Hormone replacement therapy is the most effective treatment to manage hot flashes, but that is not a viable option for breast cancer survivors. Thus, there is a need for nonhormonal therapeutic interventions to treat hot flashes among this population.
Oxybutynin — an FDA-approved agent for overactive bladder — has been shown to reduce hot flash symptoms among menopausal women.
Leon-Ferre and colleagues conducted the double-blind SC-1603 study to compare oxybutynin with placebo for treatment of hot flashes. Investigators also assessed subsequent improvement in quality of life.
The analysis included 113 breast cancer survivors who reported experiencing at least 28 hot flashes per week for longer than 30 days. More than half (62%) were treated with tamoxifen or an aromatase inhibitor during the study period.
Investigators randomly assigned women to one of three treatment: Oxybutynin dosed at 2.5 mg twice daily (n=40), oxybutynin dosed at 2.5 mg twice daily for 1 week with a subsequent increase to 5 mg twice-daily (n=35), or placebo (n=38).
Treatment duration was 6 weeks.
Intrapatient change in weekly hot flash score and frequency served as the primary endpoint. Secondary endpoints included change in the hot flash-related daily interference scale and change in self-reported symptoms.
Women assigned oxybutynin at the consistent 2.5mg dose demonstrated a greater mean change in hot flash score compared with those assigned placebo (–10.6 vs. –5.7). These oxybutynin-treated women also experienced an average of 4.8 fewer hot flashes per day, compared with an average of 2.6 fewer hot flashes per day in the placebo group.
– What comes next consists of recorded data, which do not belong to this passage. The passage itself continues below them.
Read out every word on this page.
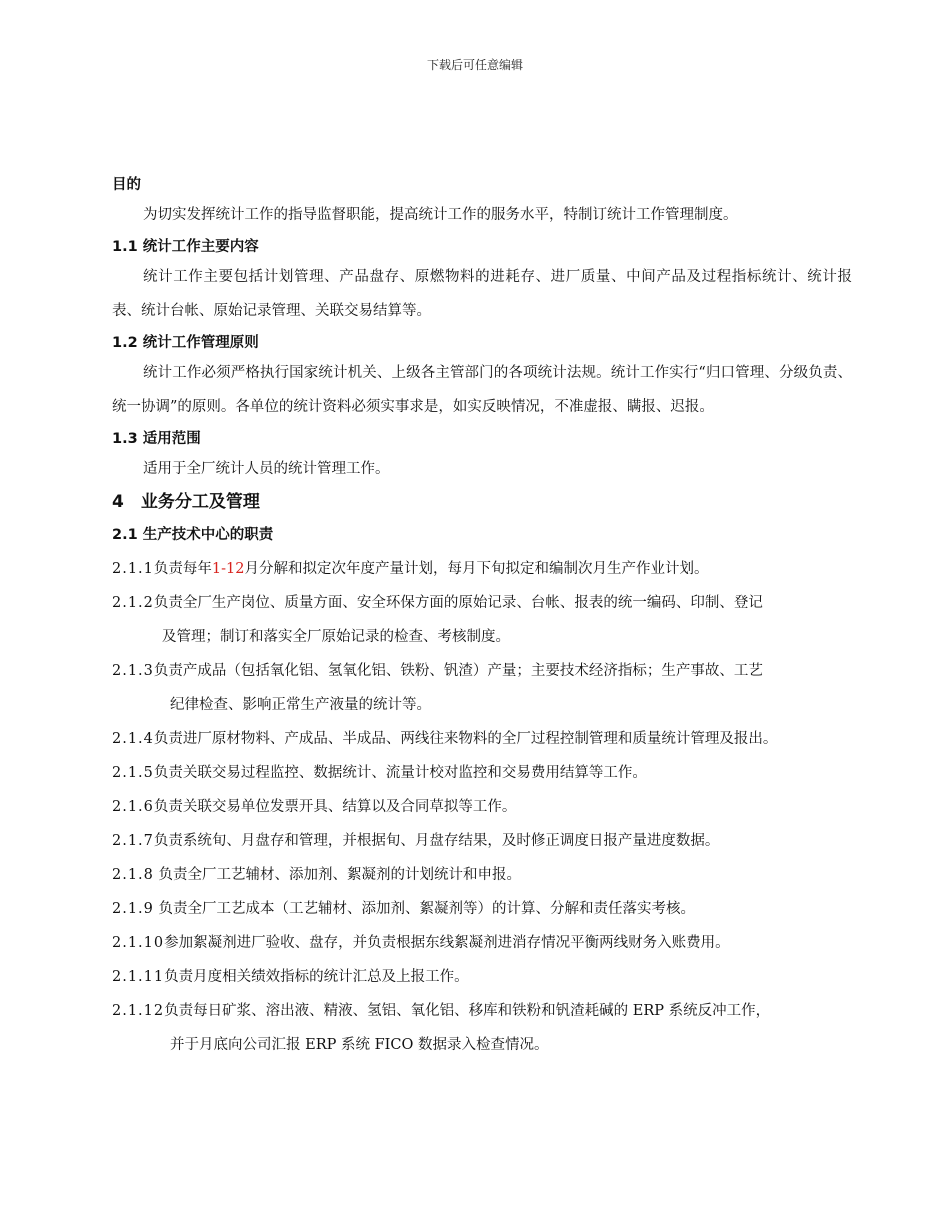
下载后可任意编辑
目的
为切实发挥统计工作的指导监督职能，提高统计工作的服务水平，特制订统计工作管理制度。
1.1 统计工作主要内容
统计工作主要包括计划管理、产品盘存、原燃物料的进耗存、进厂质量、中间产品及过程指标统计、统计报表、统计台帐、原始记录管理、关联交易结算等。
1.2 统计工作管理原则
统计工作必须严格执行国家统计机关、上级各主管部门的各项统计法规。统计工作实行“归口管理、分级负责、统一协调”的原则。各单位的统计资料必须实事求是，如实反映情况，不准虚报、瞒报、迟报。
1.3 适用范围
适用于全厂统计人员的统计管理工作。
4　业务分工及管理
2.1 生产技术中心的职责
2.1.1负责每年1-12月分解和拟定次年度产量计划，每月下旬拟定和编制次月生产作业计划。
2.1.2负责全厂生产岗位、质量方面、安全环保方面的原始记录、台帐、报表的统一编码、印制、登记
及管理；制订和落实全厂原始记录的检查、考核制度。
2.1.3负责产成品（包括氧化铝、氢氧化铝、铁粉、钒渣）产量；主要技术经济指标；生产事故、工艺
纪律检查、影响正常生产液量的统计等。
2.1.4负责进厂原材物料、产成品、半成品、两线往来物料的全厂过程控制管理和质量统计管理及报出。
2.1.5负责关联交易过程监控、数据统计、流量计校对监控和交易费用结算等工作。
2.1.6负责关联交易单位发票开具、结算以及合同草拟等工作。
2.1.7负责系统旬、月盘存和管理，并根据旬、月盘存结果，及时修正调度日报产量进度数据。
2.1.8 负责全厂工艺辅材、添加剂、絮凝剂的计划统计和申报。
2.1.9 负责全厂工艺成本（工艺辅材、添加剂、絮凝剂等）的计算、分解和责任落实考核。
2.1.10参加絮凝剂进厂验收、盘存，并负责根据东线絮凝剂进消存情况平衡两线财务入账费用。
2.1.11负责月度相关绩效指标的统计汇总及上报工作。
2.1.12负责每日矿浆、溶出液、精液、氢铝、氧化铝、移库和铁粉和钒渣耗碱的 ERP 系统反冲工作，
并于月底向公司汇报 ERP 系统 FICO 数据录入检查情况。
Women assigned to the higher-dose oxybutynin regimen derived even greater benefit, with a mean change in hot flash score of –16.9 and an average of 7.5 fewer hot flashes per day.
Women in both oxybutynin treatment groups reported improvements in work, social activities, leisure activities, sleep, relations, life enjoyment and overall quality of life.
Adverse events associated with oxybutynin included diarrhea, constipation, dry mouth, dry eyes, episodes of confusion and difficulty urinating.
“The use of oxybutynin is associated with positive impact in several quality-of-life metrics,” Leon-Ferre said. “[Although] the two oxybutynin doses were not formally compared, the 5-mg twice-daily dose appeared to be more effective.
“One limitation of this study is that it was short term,” he added. “There have been some concerns that taking these agents for a longer period of time can lead to cognition issues. With this caveat, I would say that we could prescribe this to patients today, but ideally I would suggest to use the agent for a short period of time.” – by Jennifer Southall
Leon-Ferre R.A., et al. Abstract GS6-02. Presented at: San Antonio Breast Cancer Symposium; Dec. 4-8, 2018; San Antonio.
Disclosures: Breast Cancer Research Foundation funded this study. Leon-Ferre reports no relevant financial disclosures. Please see the abstract for all other authors’ relevant financial disclosures.